Dark and light green leaves

North American Beaver – Castor Canadensis

Status: Least Concern
North American Beaver

Habitat: Beavers are found in North America in streams and lakes that have trees or shrubs on the banks. Unlike many animals, beavers will make their own habitat, using downed trees, mud and rocks to form dams, which blockade streams to form ponds. These dams can measure up to half a mile long.

Adaptations: As a semi-aquatic species, the eyes, ears and nose are located on the top of the head. This allows the animal to see, hear and breathe while the rest of its body is submerged. The eyes have a transparent (nictitating) membrane that covers the eyes while underwater. The large hind feet are webbed for swimming. The mouth has extra “lips” that close behind the incisors to allow chewing underwater. The tail is broad and flat and is used as a paddle when swimming and for balance on land. If frightened, a beaver will slap the surface of the water with its tail, sounding an alarm.

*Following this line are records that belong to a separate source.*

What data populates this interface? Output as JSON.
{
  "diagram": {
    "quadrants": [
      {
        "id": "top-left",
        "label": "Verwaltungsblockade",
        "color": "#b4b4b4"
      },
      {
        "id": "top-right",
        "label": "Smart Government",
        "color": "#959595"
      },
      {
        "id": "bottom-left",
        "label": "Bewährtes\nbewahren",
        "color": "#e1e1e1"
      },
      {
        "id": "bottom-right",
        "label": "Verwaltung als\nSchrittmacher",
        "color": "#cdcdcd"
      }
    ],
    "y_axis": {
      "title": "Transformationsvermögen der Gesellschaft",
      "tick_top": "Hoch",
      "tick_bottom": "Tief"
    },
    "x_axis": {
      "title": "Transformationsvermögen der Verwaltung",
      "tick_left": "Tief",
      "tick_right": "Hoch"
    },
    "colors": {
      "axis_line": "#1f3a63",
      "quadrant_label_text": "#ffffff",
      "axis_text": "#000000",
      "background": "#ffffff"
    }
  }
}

Diet: Beavers eat leaves, twigs, the inner bark of trees, ferns and skunk cabbage. In the autumn, beavers cut and gather young saplings. They stockpile them near the lodge until they sink from the weight of the pile. This stockpile will be a source of fresh food during the winter months.
Fun Fact: During the colonial era, beaver fur was one of the most valuable trade items in the Americas. One of the main driving forces behind the exploration of North America was the search for more beaver pelts, and wars were fought over access to beaver-rich lands. Heavy hunting pressure caused beavers to disappear from much of their range, though they have since become more common.